Poverty is among the factors that continue to deny millions of Americans access to education today. Across the nation, there are schools that are understaffed and under-resourced. It is therefore not surprising that student outcomes in these schools are disappointingly poor. However, even in the face of hardship, there are some students who manage to excel. Through her memoir Educated, Tara Westover makes it clear that poverty and social backwardness need not hold students back and that success is possible even in adversity. 

Westover dedicated the memoir to exploring her experiences as part of the fundamentalist Mormon community. She offers sobering details about the reality of religious fundamentalism and the damage that it can cause. Westover gives special focus to her father, a Mormon prophet who predicts the end of the world. Her father is essentially a representation of the devastation that can result from religious extremism. Fundamental beliefs can encourage dangerous practices as Westover indicates in the memoir.

While Westover focuses on the threat of religious fundamentalism, she also sheds light on the struggles that women endure. She helps readers to understand that while the US has made remarkable progress in promoting women liberation, there are many women who remain trapped. Westover’s mother is essentially a model for the women who are yet to find empowerment. She is a victim of a system that punishes deviance and demands total compliance. The women’s liberation and empowerment movement would find the memoir to be enlightening.

It appears that when she wrote the memoir, Westover aimed to underscore the need for women empowerment. As suggested above, her mother is mostly subservient and oppressed. However, her mother also represents rebellion and a quest for freedom. She works as a midwife, a profession that stands in violation of Mormon standards and values. Westover’s mothers boldness indicates that empowerment and liberation can only occur through courage and rejecting an outdated system that keeps women shackled.

Whereas Educated tackles the issue of empowerment, it also places emphasis on the deleterious impacts of poverty. Westover describes her childhood as a period defined by abject poverty and lack. Her entire community also struggles with poverty. For instance, Westover notes that the few cars in the community are old and unreliable. For many in the community, poor health outcomes are a daily struggle. This community mirrors the experiences of millions of Americans who wallow in poverty and see no escape from their hardship.

Westover suggests that systemic inequalities are partly to blame for the poverty and hardship that she endured. However, she also blames her community’s beliefs and practices for the difficulties that its members face. For instance, she notes that the poor health is the result of her community’s rejection of conventional medicine. It is unfortunate that despite the proven effectiveness of conventional medicine, there are many communities that continue to hold on to dangerous ideas regarding human health. More should be done to sensitize these communities.

While reading Educated, one is confronted with the reality of the human struggle. In addition to such issues as poverty and limited access to health care, the memoir also addresses the violence that girls and women face. For example, Westover describes an incident when her brother assaulted her for associating with a boy. This experience captures the difficulties that women continue to face in their quest to find liberation and to reclaim their sexuality. The fact Westover survived these struggles should leave readers hopeful.
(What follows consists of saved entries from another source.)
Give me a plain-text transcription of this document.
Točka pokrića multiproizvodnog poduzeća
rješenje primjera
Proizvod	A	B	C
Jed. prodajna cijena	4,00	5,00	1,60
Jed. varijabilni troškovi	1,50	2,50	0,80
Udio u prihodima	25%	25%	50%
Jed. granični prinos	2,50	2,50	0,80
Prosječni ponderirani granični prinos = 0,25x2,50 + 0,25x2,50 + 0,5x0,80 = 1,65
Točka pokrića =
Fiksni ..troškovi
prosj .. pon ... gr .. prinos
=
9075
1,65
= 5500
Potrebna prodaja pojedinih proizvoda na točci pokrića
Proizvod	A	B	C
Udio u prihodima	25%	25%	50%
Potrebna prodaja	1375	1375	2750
It is common for poverty-ravaged communities to promote education as a tool for tackling poverty. Unfortunately, as Westover tells her readers, this was not the case with her community. She describes her struggles to obtain an education. She laments that her community held her back and discouraged her efforts. In fact, she goes as far as accusing the community of betraying her. Westover’s experiences echo those of many girls around the world who are unable to acquire education. Her courage should inspire girls and women to remain committed.

The title of Westover’s memoir offers readers a glimpse into the essence of this book. This title denotes the self-discipline and commitment that those who desperately wish to get an education must possess. Westover had no proper education. This did not prevent her from working tirelessly to achieve enlightenment through education. She graduated from Cambridge with a PhD. This attainment is indeed remarkable given that Westover received little support. She is truly an inspiration.

Westover’s memoir is indeed inspiring and heart-warming. However, it does not present any real insight for those who grapple with the same struggle that Westover endured. For instance, she does not offer any practical proposals for excelling in school in the face of poverty. Students who do not enjoy the support or love of their families may also struggle to achieve the same success that Westover accomplished. 

Despite its failings, Educated is a timely and highly relevant text. It can indeed inform the development of policy. For example, the book could form the basis of interventions designed to rescue children in communities that pose a danger to their health and wellbeing. Furthermore, policymakers could use to the book to design educational strategies to target children in under-served communities. The memoir highlights the role that literature can play in solving some of the most pressing real world problems of today.

In closing, Westover must have known that her book would inspire and move. This is the effect that it actually has on whoever picks up this book. The book receives a resounding endorsement. Anyone who reads should expect nourishment and for their ideas of being a girl in a Mormon community to be challenged. Furthermore, the book enlightens readers on the power of education to transform communities and redeem battered souls.